II. Não serão somente os demônios e os anjos da guarda os acusadores da alma perante o tribunal de Jesus Cristo. Segundo o profeta Habacuc, serão também acusadores as paredes, no recinto das quais se tiver pecado e, segundo São Paulo, a própria consciência dará testemunho contra o pecador, e São Bernardo acrescenta que também os pecados falarão e dirão: 'Sabes que tu nos praticaste, somos, pois, obras tuas; não te deixamos' – Opera tua sumus, non te deseremus.
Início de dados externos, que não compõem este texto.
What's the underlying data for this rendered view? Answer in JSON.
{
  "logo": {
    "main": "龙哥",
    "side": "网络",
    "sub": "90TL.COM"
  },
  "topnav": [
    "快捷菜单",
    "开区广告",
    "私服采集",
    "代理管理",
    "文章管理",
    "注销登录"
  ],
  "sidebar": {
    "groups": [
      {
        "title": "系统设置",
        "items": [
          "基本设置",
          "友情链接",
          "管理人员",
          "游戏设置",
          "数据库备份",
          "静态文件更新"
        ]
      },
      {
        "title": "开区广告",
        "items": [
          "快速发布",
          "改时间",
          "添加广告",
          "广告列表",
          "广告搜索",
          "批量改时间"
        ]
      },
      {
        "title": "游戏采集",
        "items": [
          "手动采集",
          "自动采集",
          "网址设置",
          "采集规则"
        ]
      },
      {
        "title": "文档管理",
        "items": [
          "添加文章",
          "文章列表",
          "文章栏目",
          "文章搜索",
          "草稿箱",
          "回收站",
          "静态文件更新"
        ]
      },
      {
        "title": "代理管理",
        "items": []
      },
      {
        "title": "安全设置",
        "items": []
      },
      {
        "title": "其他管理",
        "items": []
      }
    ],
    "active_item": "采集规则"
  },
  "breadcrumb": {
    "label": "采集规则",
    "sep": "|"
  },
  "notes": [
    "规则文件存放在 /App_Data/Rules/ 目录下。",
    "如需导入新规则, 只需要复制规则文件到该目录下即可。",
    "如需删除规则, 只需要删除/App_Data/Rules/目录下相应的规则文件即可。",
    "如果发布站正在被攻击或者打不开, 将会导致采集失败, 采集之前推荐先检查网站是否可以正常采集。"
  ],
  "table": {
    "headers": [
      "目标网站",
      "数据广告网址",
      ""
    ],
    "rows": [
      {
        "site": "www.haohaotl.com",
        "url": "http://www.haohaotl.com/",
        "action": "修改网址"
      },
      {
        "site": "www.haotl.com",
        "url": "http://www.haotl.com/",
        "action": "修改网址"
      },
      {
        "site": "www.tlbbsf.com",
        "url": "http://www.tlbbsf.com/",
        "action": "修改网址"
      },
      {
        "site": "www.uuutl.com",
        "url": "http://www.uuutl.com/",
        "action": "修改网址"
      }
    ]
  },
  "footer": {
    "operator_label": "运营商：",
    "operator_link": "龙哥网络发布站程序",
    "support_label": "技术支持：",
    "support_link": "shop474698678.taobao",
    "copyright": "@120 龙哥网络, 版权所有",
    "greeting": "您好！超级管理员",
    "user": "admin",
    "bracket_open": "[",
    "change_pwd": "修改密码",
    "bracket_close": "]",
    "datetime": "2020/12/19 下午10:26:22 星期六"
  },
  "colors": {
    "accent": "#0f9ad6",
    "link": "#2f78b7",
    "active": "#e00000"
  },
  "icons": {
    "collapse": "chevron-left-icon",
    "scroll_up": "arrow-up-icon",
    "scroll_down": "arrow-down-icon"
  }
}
Mas acima de todos, diz São João Crisóstomo, bradarão por vingança as chagas de Jesus Cristo: 'Os cravos', diz o santo, 'queixar-se-ão de ti; as chagas falarão contra ti, a própria Cruz de Jesus Cristo levantará a voz contra ti'. A tudo isso que poderá responder o pobre pecador? E tu, minha alma, que é que responderás? Interroga-te a ti mesma e pergunta como o santo Jó: Quid faciam, cum surrexerit ad iudicandum Deus – 'Que farei quando Deus se levantar para me julgar?'
Ah! Meu Jesus, se me quisésseis agora pagar segundo as obras que fiz, não receberia em paga senão o inferno. Quantas vezes eu mesmo escrevi a minha condenação àquele lugar de tormentos! Agradeço-Vos a paciência que tivestes em me suportar. Ó meu Deus, se devesse agora comparecer no vosso tribunal, que conta daria de toda a minha vida? Non intres in iudicium cum servo tuo – 'Não entreis em juízo com o vosso servo'. Esperai, Senhor, um pouco; não me julgueis ainda!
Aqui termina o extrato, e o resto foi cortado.